Every day, Elan Geffen can’t wait to get to work at Marshalls in Boca Raton.

He relishes every task and performs them meticulously — all with a big smile.

“I’m grateful to work at Marshalls,” Geffen says. “I put away chairs and lamps, and put products on the shelves. I put tags on products. I help display seasonal items. I help other employees and customers in the store when I am working.”

Geffen is one of the heartwarming success stories of the Community Works Program — an initiative that the nonprofit JARC Florida and nine partnering Palm Beach County businesses implemented in 2014. The program gives developmentally disabled adults the opportunity to attain meaningful employment.

“This program educates the employers as to the abilities of people with intellectual disabilities,” said Debra C. Hallow, JARC Florida’s CEO. “The hope is that the company will see true value in our clients and eventually hire them as traditional employees.”

Here’s how it works:

JARC Florida’s clients — all of whom are intellectually or developmentally disabled adults — are taught real-life work and social skills by staff members at JARC’s Boca Raton campus.

This includes things like dressing appropriately for work, filling out online job applications and controlling their behavior and emotions while interacting with colleagues and customers.

After mastering those basics, they progress to learning some of the potential skills they’ll need.

For instance, at TJ Maxx, Marshalls or Kmart, they’ll be tasked with folding clothing, stocking shelves and sweeping.

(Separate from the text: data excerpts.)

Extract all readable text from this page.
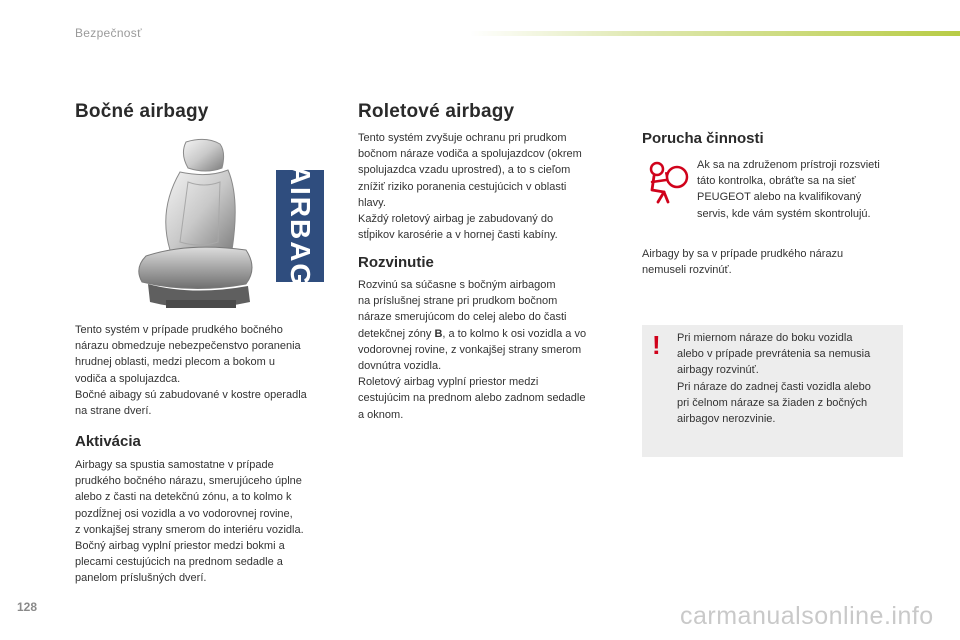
Bezpečnosť
Bočné airbagy
AIRBAG

Tento systém v prípade prudkého bočného

nárazu obmedzuje nebezpečenstvo poranenia

hrudnej oblasti, medzi plecom a bokom u

vodiča a spolujazdca.

Bočné aibagy sú zabudované v kostre operadla

na strane dverí.

Aktivácia

Airbagy sa spustia samostatne v prípade

prudkého bočného nárazu, smerujúceho úplne

alebo z časti na detekčnú zónu, a to kolmo k

pozdĺžnej osi vozidla a vo vodorovnej rovine,

z vonkajšej strany smerom do interiéru vozidla.

Bočný airbag vyplní priestor medzi bokmi a

plecami cestujúcich na prednom sedadle a

panelom príslušných dverí.

Roletové airbagy

Tento systém zvyšuje ochranu pri prudkom

bočnom náraze vodiča a spolujazdcov (okrem

spolujazdca vzadu uprostred), a to s cieľom

znížiť riziko poranenia cestujúcich v oblasti

hlavy.

Každý roletový airbag je zabudovaný do

stĺpikov karosérie a v hornej časti kabíny.

Rozvinutie

Rozvinú sa súčasne s bočným airbagom

na príslušnej strane pri prudkom bočnom

náraze smerujúcom do celej alebo do časti

detekčnej zóny B, a to kolmo k osi vozidla a vo

vodorovnej rovine, z vonkajšej strany smerom

dovnútra vozidla.

Roletový airbag vyplní priestor medzi

cestujúcim na prednom alebo zadnom sedadle

a oknom.

Porucha činnosti

Ak sa na združenom prístroji rozsvieti

táto kontrolka, obráťte sa na sieť

PEUGEOT alebo na kvalifikovaný

servis, kde vám systém skontrolujú.

Airbagy by sa v prípade prudkého nárazu

nemuseli rozvinúť.

! Pri miernom náraze do boku vozidla

alebo v prípade prevrátenia sa nemusia

airbagy rozvinúť.

Pri náraze do zadnej časti vozidla alebo

pri čelnom náraze sa žiaden z bočných

airbagov nerozvinie.

128	carmanualsonline.info
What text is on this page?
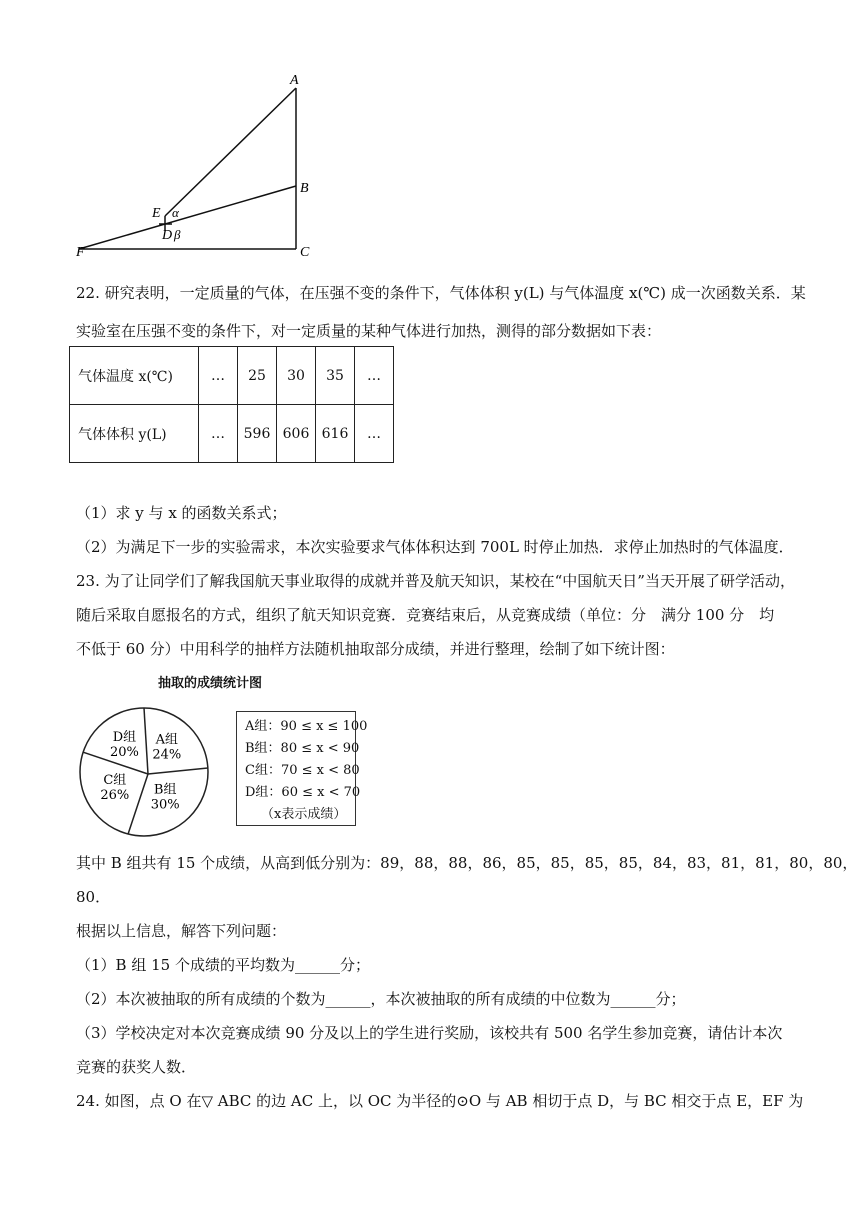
A
B
C
E α
D β
F
22. 研究表明，一定质量的气体，在压强不变的条件下，气体体积 y(L) 与气体温度 x(℃) 成一次函数关系．某
实验室在压强不变的条件下，对一定质量的某种气体进行加热，测得的部分数据如下表：
气体温度 x(℃)	…	25	30	35	…
气体体积 y(L)	…	596	606	616	…
（1）求 y 与 x 的函数关系式；
（2）为满足下一步的实验需求，本次实验要求气体体积达到 700L 时停止加热．求停止加热时的气体温度．
23. 为了让同学们了解我国航天事业取得的成就并普及航天知识，某校在“中国航天日”当天开展了研学活动，
随后采取自愿报名的方式，组织了航天知识竞赛．竞赛结束后，从竞赛成绩（单位：分　满分 100 分　均
不低于 60 分）中用科学的抽样方法随机抽取部分成绩，并进行整理，绘制了如下统计图：
抽取的成绩统计图
A组
24%
B组
30%
C组
26%
D组
20%
A组：90 ≤ x ≤ 100
B组：80 ≤ x < 90
C组：70 ≤ x < 80
D组：60 ≤ x < 70
（x表示成绩）
其中 B 组共有 15 个成绩，从高到低分别为：89，88，88，86，85，85，85，85，84，83，81，81，80，80，
80．
根据以上信息，解答下列问题：
（1）B 组 15 个成绩的平均数为______分；
（2）本次被抽取的所有成绩的个数为______，本次被抽取的所有成绩的中位数为______分；
（3）学校决定对本次竞赛成绩 90 分及以上的学生进行奖励，该校共有 500 名学生参加竞赛，请估计本次
竞赛的获奖人数．
24. 如图，点 O 在▽ ABC 的边 AC 上，以 OC 为半径的⊙O 与 AB 相切于点 D，与 BC 相交于点 E，EF 为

Kitchen-based work at Farmer’s Table, The Cheesecake Factory, Grand Lux Café, The Polo Club, Woodfield Country Club and Addison Reserve Country Club would require cleaning and mopping, as well as chopping, dicing and the like.

After clients reach developmental milestones, they’re placed at one of the aforementioned businesses — where a JARC staff member supervises them on-site.

Essentially, they’re apprentices.

But thanks to a $180,000 sponsorship grant from Florida’s Department of Economic Opportunity, they’re paid apprentices, earning minimum wage.

This is a win-win for everyone because the businesses receive free labor and clients get to be productive members of society.

“Our clients love the experience,” Hallow said. “It’s like a real job where they get to be in the community with their peers, working and earning money. It’s a very independent feeling for them.”

Likewise, the participating businesses have found the partnership rewarding on multiple levels.

“The Cheesecake Factory is honored to work with JARC and their clients. They have assimilated in our restaurants easily and have become productive and beloved members of our Cheesecake Factory family,” said Gregg Terrazzano, who’s in charge of Area Kitchen Operations for The Cheesecake Factory.

Craig Jones, area kitchen operations manager, east coast, of Grand Lux Café, echoes those sentiments: “The JARC Community Works Program has been a fantastic addition to our team here at Grand Lux Café Boca Raton. The folks who work with us have become a part of our family and we look forward to the time we get to spend with them.”

The ultimate goal for each Community Works participant is to be hired as a staff member. In the program’s three years, more than 50 JARC Florida clients have been become traditional employees — with some recent hires including Marc McClure at Marshalls, Curtis Dierker at Woodfield Country Club, Marsha Hudson at The Cheesecake Factory and Guido Casorla at Farmer’s Table.